How would you know if your fluid is going low? a. if you have not steadily gained weight; b. your fundal height (measurement of your abdomen from the top of your pubic arc to the top of your uterus) has not increased in several or more weeks. c. the baby feels ‘stuck’ on one side of your abdomen for a day or more. d. fetal kicks are reduced or movements are reduced and if this occurs you need to immediately contact your provider.

Fluid levels can drop in an acute situation, for example, if you catch a bad cold or get sick. The great news is that you can restore fluid levels in 24 hours and reverse a trend making low fluid a non issue rather a chronic issue - meaning the baby has been at risk for a while. While an IV of fluid is certainly what you will get in the hospital ER, once admitted near or past term, you set yourself up for induction. At this juncture there is no time to try other ways to get your labor going, like acupuncture, which I address in an upcoming blog of mine. At the onset of an induction, if your cervix is not ripe, (determined by Bishops Score,) meaning its consistency is not soft, or at least 50% effaced or thinned out, two centimeters open or dilated, positioned midline, with baby’s head engaged, (for a first time mom), the induction will fail in 75% of these cases and a c section results.
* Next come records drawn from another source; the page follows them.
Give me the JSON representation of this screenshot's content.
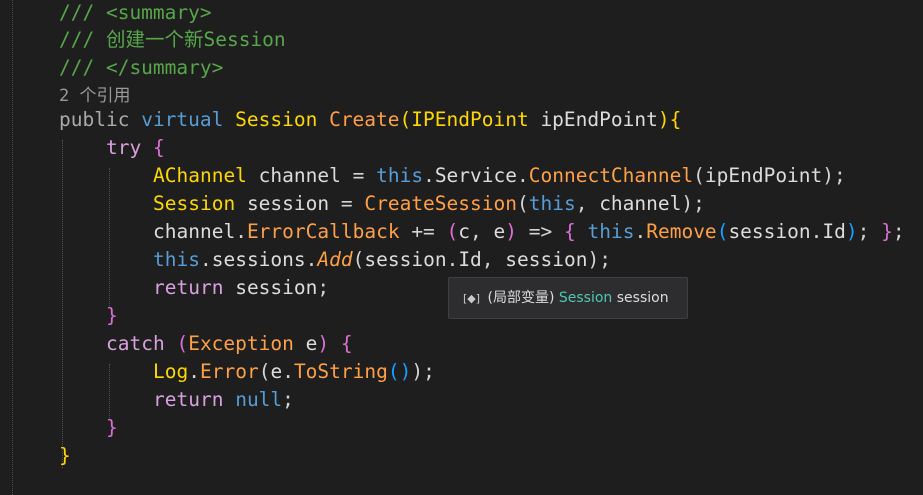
{
  "code": {
    "doc_open": "/// <summary>",
    "doc_text_prefix": "/// ",
    "doc_text": "创建一个新Session",
    "doc_close": "/// </summary>",
    "codelens": "2 个引用",
    "kw_public": "public",
    "kw_virtual": "virtual",
    "type_session": "Session",
    "method_create": "Create",
    "type_ipendpoint": "IPEndPoint",
    "param_ipendpoint": "ipEndPoint",
    "kw_try": "try",
    "type_achannel": "AChannel",
    "var_channel": "channel",
    "kw_this": "this",
    "prop_service": "Service",
    "method_connectchannel": "ConnectChannel",
    "var_session": "session",
    "method_createsession": "CreateSession",
    "prop_errorcallback": "ErrorCallback",
    "op_plus_assign": "+=",
    "lambda_c": "c",
    "lambda_e": "e",
    "op_arrow": "=>",
    "method_remove": "Remove",
    "prop_id": "Id",
    "field_sessions": "sessions",
    "method_add": "Add",
    "kw_return": "return",
    "kw_catch": "catch",
    "type_exception": "Exception",
    "var_e": "e",
    "cls_log": "Log",
    "method_error": "Error",
    "method_tostring": "ToString",
    "kw_null": "null"
  },
  "tooltip": {
    "icon": "[◆]",
    "kind": "(局部变量)",
    "type": "Session",
    "name": "session"
  }
}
Here are some third trimester tips to keep your baby’s precious pool warm:

  1. eat and drink throughout your day at least every two hours

  2. salt your food to taste

  3. Slow down. If you are doing six things during the day, reduce to three

4. Kick your feet up whenever possible, or rest on your left side for an hour to

help circulate your blood flow. Reduce exercise and discuss with provider.

5. If your job requires you to stand for long periods, sit down every hour to hour

and a half and elevate your legs to move the blood flow back up to your heart

and baby. If your job that requires you sit for long periods of time, be sure your

feet are elevated, get up hourly to to stretch.
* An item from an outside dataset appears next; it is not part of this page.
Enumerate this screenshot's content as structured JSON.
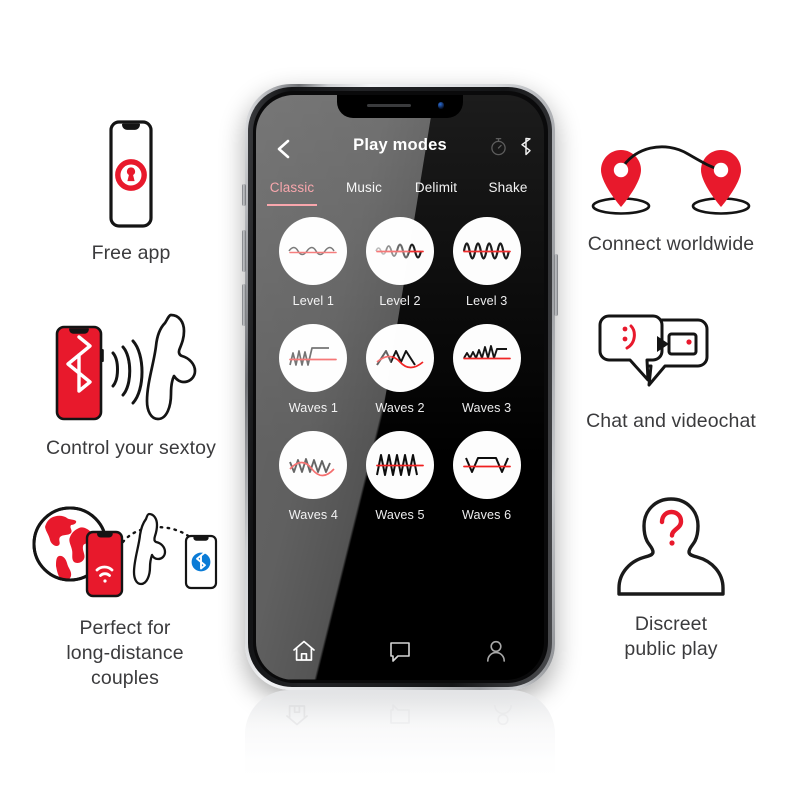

Barring any preexisting medical condition, or any unforeseen emergency for mother or baby beyond anyone’s control, if you follow these guidelines, your baby will be nourished, urinating, amniotic fluid levels should be within range - the pool will be perfect to swim in. Congratulations on a job well done!

“What is this mommy?” children often ask while pointing at their belly button. What will be your answer?

“It’s how I fed you!” said enthusiastically, could be most easily understood at that young age. I consider the belly button to be a historical landmark of the original lifeline existing between mother and child. It is our birthright, identifying that from which we came, a life giving symbol. It’s something we all have in common as human beings - we were all nourished through an umbilical cord.

For more ACOG information on fetal monitoring, visit their website: http://www.acog.org/Patients/FAQs/Special-Tests-for-Monitoring-Fetal-Health#results

I hope you found this information useful.

Do you have ideas how you can ensure keeping your baby’s swimming pool well nourished?